Still leaving more length than you require, strip and tin the wires, then solder them to the Pi, carefully matching each connection to where it originally went.
Fixing all the components
Lay everything down one last time and ensure everything fits in place, adjusting any cables that may be bent into a springy position that is likely to pop out or dislodge something. Also make a final check of how your top half fits on to your bottom half to ensure your Arduino fits and the membranes won’t be damaged. If you’re happy with how it all goes in, you can now glue everything down. I used a glue gun for this – be excessive with your ports because they are going to get wiggled and may come away. I found that type-A USB heads made the perfect spacers to raise my power, composite and audio sockets at the back, lining them up nicely with the holes.
I also glued my internal cables down, but left the Pi unglued. It is effectively suspended by all the cabling attached to it, so it places no pressure on the board’s sockets. You could glue sponges underneath and overhead to cushion it if you wish, but ensure you’re not putting the sponges where the pi will get hot!!!
Here is my project with all the components in place.
The final thing before you put the casing back together is to use your type-A USB extension cable. If you have the spare wire and a male and female USB type-A connector, you can easily make a tiny extension cable. I used 5cm sections of single-core wire. Ensure the connectors are the same way up and join the connectors as shown below. This will be very compact and bend according to the positions of the hub and Arduino, so it is ideal for minimising physical stress on the components.
Plug one end into your USB hub on the bottom, using an internal port.

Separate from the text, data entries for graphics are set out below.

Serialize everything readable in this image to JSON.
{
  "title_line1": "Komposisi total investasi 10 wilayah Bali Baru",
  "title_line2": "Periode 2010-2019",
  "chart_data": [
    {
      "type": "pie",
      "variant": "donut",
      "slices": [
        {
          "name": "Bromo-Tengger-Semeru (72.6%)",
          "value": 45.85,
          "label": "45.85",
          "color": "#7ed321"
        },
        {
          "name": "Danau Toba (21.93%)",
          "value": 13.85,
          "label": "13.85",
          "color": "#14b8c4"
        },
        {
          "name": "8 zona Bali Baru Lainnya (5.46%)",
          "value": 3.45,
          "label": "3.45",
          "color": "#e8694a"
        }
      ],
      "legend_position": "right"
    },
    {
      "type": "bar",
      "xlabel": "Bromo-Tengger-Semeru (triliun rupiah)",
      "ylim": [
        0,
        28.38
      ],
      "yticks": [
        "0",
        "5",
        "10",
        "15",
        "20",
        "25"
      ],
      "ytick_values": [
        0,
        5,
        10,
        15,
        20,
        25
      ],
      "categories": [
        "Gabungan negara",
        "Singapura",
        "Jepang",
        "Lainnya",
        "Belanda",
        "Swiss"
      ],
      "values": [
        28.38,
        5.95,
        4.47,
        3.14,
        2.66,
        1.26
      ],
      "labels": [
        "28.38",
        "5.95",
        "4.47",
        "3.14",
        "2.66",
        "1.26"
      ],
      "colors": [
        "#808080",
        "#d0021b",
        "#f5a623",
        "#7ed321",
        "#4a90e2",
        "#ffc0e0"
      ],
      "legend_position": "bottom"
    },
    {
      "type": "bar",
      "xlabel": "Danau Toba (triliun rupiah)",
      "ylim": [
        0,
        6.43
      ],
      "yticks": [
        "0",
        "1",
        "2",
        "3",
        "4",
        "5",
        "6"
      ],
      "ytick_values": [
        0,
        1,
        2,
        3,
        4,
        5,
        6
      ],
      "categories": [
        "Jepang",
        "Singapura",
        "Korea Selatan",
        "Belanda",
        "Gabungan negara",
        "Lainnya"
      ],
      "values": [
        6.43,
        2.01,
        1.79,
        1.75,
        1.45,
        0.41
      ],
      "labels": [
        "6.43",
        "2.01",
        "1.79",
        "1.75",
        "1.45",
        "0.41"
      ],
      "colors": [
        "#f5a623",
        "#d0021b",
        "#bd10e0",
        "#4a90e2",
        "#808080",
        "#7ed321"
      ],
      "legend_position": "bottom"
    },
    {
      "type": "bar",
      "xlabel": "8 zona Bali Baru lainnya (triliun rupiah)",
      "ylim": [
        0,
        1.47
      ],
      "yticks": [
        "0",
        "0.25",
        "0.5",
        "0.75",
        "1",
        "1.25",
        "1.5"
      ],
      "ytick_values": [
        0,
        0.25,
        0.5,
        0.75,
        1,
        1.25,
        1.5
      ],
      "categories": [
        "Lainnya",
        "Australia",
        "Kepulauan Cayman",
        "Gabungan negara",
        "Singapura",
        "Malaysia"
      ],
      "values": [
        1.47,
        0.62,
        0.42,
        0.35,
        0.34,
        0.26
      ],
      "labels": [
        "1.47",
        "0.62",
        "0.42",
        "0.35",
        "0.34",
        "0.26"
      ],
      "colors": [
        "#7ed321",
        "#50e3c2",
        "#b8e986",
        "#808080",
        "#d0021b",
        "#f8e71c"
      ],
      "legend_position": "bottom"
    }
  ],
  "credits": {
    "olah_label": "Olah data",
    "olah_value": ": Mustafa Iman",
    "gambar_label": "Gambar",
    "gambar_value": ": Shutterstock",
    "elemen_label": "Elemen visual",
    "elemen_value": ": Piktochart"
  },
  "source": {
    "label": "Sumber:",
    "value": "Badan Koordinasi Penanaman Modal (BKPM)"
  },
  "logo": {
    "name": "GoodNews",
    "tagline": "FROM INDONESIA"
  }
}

Then plug the other end into the Leonardo or LeoStick on the top. That’s it – that’s your ZX Spectrum’s keyboard connected to the Raspberry Pi. Nice and easy to put together, or take apart again if you need to.
You can now place the two halves together (careful not to squish anything – especially your membrane ribbons), and pop the screws back in. Congratulations on your Speccy-Pi with working USB-Spectrum keyboard! I hope you’ve enjoyed this project as much as I did.